Ph.D. student receives four grants to research journalism practices in Rwanda
Ruth Moon, a Ph.D. candidate in her fifth year as a UW Department of Communication student, has received four grants to aid her dissertation research.
“I aim to understand the ideas and practices journalists use to create a coherent occupation under various forms of political systems and technology access,” Moon said. “My primary field site will be Kigali, Rwanda, and I plan to spend time interviewing and observing journalists there to get a better sense of their routines and ideas.”
All four grants help Moon’s research in a unique way. Her research, concentrated around the work culture of journalists, aligns with the UW Harry Bridges Center for Labor Studies’ focus on labor and the social and political conditions of work. The Center, established in 1992 on campus, gives grants to graduate students researching work, workers, and their organizations.
The Chester Fritz International Fellowship from the UW Graduate School will allow Moon to live and conduct research in Rwanda for a quarter, and the David L. Boren Graduate Fellowship (also from the UW Graduate School) will fund her to study Kinyarwanda, one of the main local languages, and conduct research for about three quarters.
“These grants will let me immerse myself in Rwandan journalism culture with an aim to understand how political and social elements impact the work journalists do,” she said.
Moon also has funding from the Peter Clarke and Susan Evans Graduate Research Fund through the UW Department of Communication, which she will use to interview journalists in several other countries to better understand how journalists work in different environments.

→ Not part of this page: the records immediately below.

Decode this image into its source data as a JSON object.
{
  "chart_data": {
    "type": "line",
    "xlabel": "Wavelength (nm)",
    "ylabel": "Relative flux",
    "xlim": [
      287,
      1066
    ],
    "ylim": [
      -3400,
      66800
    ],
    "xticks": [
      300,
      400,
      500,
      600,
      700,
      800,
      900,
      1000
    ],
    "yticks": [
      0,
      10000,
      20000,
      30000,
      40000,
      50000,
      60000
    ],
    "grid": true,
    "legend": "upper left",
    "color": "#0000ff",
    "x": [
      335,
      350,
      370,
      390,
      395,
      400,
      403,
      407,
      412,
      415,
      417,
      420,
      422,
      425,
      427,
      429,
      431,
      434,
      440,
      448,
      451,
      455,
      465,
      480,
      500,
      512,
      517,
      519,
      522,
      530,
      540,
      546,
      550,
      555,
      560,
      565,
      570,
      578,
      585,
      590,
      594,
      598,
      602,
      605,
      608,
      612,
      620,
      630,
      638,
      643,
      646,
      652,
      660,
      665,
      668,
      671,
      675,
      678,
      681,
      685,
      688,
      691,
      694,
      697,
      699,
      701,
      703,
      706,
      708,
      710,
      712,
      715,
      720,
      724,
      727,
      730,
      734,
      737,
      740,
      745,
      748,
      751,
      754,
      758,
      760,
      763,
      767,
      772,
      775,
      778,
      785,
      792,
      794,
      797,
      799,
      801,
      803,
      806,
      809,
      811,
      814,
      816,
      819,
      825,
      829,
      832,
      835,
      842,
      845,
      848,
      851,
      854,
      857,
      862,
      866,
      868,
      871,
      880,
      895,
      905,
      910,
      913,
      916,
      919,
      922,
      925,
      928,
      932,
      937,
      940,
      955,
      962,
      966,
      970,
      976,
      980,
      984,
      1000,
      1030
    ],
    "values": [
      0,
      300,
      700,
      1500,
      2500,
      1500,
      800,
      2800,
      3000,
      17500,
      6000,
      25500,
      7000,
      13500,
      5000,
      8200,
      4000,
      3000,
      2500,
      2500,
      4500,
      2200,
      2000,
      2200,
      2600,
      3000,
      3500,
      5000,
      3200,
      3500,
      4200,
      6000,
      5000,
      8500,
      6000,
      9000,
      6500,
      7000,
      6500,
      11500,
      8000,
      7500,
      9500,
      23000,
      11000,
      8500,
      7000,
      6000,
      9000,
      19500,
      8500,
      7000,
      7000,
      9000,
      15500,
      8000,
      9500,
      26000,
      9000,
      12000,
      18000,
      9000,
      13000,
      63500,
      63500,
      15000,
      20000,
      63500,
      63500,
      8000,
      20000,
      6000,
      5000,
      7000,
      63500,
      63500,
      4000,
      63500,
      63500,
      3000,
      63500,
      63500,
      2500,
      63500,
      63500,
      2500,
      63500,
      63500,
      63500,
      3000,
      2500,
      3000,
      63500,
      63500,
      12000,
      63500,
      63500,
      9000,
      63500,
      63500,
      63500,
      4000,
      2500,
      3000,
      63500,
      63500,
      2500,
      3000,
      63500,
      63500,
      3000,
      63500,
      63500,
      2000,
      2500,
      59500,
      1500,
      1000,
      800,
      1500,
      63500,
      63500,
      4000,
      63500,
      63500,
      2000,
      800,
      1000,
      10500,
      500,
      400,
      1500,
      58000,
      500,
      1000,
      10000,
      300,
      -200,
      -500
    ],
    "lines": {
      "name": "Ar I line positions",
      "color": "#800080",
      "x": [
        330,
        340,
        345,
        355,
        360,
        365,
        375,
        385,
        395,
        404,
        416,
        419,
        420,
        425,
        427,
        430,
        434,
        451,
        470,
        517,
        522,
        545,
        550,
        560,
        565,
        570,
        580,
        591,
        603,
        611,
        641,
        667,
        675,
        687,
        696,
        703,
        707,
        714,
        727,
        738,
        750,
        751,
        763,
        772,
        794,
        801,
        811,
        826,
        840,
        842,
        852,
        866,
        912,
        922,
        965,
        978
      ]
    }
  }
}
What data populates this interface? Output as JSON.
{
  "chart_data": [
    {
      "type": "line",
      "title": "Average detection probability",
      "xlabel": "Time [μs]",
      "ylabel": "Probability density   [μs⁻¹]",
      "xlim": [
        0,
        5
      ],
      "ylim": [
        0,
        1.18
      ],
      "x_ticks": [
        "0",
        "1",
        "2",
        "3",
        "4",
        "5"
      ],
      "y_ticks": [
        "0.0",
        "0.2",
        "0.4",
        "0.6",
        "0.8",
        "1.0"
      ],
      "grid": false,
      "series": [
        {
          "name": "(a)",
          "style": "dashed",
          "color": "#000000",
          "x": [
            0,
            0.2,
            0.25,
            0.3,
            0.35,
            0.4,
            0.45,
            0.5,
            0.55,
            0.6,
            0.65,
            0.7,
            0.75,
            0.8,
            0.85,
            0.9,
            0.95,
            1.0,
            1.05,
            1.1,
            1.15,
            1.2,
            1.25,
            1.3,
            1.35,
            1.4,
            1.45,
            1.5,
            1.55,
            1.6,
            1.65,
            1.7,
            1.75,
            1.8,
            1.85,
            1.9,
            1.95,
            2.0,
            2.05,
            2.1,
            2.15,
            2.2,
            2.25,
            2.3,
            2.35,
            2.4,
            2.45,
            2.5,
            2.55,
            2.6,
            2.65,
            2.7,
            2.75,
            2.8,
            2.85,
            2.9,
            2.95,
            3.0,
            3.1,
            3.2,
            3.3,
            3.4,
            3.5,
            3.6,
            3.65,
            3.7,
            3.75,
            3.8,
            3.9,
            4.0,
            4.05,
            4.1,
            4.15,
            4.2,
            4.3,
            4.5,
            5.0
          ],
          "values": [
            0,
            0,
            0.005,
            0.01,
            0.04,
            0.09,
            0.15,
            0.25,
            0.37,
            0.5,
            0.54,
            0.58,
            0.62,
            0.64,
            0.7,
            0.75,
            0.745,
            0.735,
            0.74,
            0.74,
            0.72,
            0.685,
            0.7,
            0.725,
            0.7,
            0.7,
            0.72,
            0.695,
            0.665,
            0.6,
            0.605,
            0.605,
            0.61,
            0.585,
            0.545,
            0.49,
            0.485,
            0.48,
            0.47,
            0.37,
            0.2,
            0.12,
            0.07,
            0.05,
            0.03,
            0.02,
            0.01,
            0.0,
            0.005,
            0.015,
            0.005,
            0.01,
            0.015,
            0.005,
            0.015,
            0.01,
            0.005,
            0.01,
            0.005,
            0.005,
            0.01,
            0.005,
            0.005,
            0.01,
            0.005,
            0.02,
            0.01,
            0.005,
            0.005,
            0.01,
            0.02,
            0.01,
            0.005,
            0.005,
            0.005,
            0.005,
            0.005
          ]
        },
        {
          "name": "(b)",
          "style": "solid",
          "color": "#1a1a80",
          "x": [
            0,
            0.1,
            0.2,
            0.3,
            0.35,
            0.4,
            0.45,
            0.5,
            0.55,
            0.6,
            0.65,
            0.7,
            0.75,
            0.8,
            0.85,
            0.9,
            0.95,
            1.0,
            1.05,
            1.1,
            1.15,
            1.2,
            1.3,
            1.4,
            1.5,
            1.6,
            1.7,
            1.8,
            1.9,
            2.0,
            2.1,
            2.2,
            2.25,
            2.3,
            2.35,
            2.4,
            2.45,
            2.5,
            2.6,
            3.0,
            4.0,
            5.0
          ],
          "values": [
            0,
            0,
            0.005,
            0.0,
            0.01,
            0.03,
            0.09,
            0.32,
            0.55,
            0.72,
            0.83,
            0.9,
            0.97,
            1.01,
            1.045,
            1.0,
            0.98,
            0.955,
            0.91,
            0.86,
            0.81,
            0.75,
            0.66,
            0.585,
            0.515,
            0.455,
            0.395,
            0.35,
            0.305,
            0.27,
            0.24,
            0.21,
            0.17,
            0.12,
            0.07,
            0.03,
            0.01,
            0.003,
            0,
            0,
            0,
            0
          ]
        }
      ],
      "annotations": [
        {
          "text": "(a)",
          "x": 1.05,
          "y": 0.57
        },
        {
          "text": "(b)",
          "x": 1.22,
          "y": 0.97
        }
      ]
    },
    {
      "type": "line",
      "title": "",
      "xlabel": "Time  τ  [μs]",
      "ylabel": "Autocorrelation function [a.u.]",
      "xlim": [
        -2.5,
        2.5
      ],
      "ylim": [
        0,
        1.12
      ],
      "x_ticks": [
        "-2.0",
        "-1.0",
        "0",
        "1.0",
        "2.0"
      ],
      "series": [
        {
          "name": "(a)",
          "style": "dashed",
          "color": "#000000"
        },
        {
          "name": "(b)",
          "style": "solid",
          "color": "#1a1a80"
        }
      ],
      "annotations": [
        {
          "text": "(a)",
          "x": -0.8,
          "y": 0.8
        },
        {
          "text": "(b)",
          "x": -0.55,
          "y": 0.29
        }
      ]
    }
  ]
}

“I’m looking forward to having freedom and support to wrap up my studies at the UW with this exciting research project, and I’m eager to get to know this new culture,” Moon said. “One challenging aspect will be maintaining relationships long-distance while I am overseas, especially with my husband, who is an assistant professor here in Seattle. I suspect there is a lot of Skype and Google Hangout in my future.”
As for those who are looking to earn similar support for their research, Moon says, “Apply for a lot of things and hold those applications loosely, but be sure to celebrate when you get a success.” That’s the advice she received from her advisor Phil Howard, who told her to expect to receive about one grant for every 10 applications sent out. For Moon, the nine months of time and energy applying panned out and will help her complete exceptional and immersive research.